- Active: November 1941–December 1941
- Country: British Hong Kong
- Branch: British Army
- Type: Machine gun battalion
- Size: One battalion authorized
- Motto(s): 保衛蘆舍 (Protecting One's Home)
- Engagements: Battle of Hong Kong

Commanders
- Notable commanders: Major H. W. Mayer (or Rodney W. Mayer, CO)

= Hong Kong Chinese Regiment =

The Hong Kong Chinese Regiment (HKCR) was a regiment that was raised by the British Army shortly before the Battle of Hong Kong during World War II.

==History==
The idea of recruiting more local Hong Kong Chinese for the defence of the colony began as early as 1936, with the number of Chinese sappers employed by the British increasing to 250. With the outbreak of the Second Sino-Japanese War in the following year, the British recruited 250 Hong Kong Chinese gunners to support British artillery units based in Hong Kong. By 1941, Chinese gunners and sappers were dispersed throughout the various units in Hong Kong.

In November 1941, a month before the Japanese invasion of Hong Kong, the War Office agreed to form the Hong Kong Chinese Regiment, a battalion-sized military unit. Believing it was necessary to recruit a solid core of potential NCOs, and train them up using experienced officers and non-commissioned officers (NCOs) to the point where the regiment's first battalion could be built. The battalion was originally intended as a machine gun battalion similar to the 1st Middlesex Regiment, whose officers were providing the training cadre for the regiment. However, by the time the Battle of Hong Kong broke out, only a platoon-sized group had completed training.

The majority of the initial high-quality recruits (mainly from the New Territories) were passed medically by Dr. Scriven, and training was progressing well until interrupted by the Japanese attack. During the fighting, the HKCR was primarily used to guard military stores in Deep Water Bay, and also saw action at the ridge that resulted in several casualties.

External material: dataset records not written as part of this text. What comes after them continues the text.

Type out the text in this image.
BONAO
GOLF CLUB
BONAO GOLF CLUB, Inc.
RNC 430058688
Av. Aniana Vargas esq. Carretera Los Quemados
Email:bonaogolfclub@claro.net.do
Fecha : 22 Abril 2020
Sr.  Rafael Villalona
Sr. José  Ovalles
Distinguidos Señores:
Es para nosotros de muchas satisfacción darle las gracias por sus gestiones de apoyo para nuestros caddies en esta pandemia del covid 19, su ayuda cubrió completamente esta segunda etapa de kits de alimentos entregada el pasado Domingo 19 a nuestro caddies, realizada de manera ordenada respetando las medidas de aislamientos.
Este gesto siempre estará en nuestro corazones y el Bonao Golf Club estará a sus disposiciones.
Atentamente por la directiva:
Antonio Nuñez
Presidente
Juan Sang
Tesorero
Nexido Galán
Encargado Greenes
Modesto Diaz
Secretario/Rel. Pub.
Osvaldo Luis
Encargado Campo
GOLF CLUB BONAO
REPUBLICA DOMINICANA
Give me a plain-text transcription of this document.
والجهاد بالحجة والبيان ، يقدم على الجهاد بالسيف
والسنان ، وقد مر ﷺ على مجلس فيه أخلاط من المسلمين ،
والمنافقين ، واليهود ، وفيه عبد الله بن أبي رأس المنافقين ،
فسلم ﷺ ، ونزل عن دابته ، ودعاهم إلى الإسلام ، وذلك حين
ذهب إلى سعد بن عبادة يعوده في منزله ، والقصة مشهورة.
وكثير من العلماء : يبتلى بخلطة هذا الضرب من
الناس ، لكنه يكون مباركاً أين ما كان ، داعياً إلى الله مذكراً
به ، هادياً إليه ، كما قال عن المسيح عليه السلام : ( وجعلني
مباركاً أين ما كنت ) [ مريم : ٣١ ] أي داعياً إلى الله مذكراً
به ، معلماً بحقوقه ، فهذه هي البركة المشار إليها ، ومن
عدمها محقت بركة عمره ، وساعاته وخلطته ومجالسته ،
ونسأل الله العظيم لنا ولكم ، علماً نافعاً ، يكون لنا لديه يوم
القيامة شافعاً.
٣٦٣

After the surrender, several HKCR recruits escaped to China and joined up with the British Army Aid Group or the Hong Kong Volunteer Company shortly after. Others became POWs, but, like all POWs considered 'local Chinese' by the Japanese, they were released early, resulting in many of these highly motivated young men crossing the border. As a percentage, more HKCR men probably escaped, or evaded capture, and continued fighting than any other Hong Kong-based unit, thus proving the quality of the initial recruitment and selection.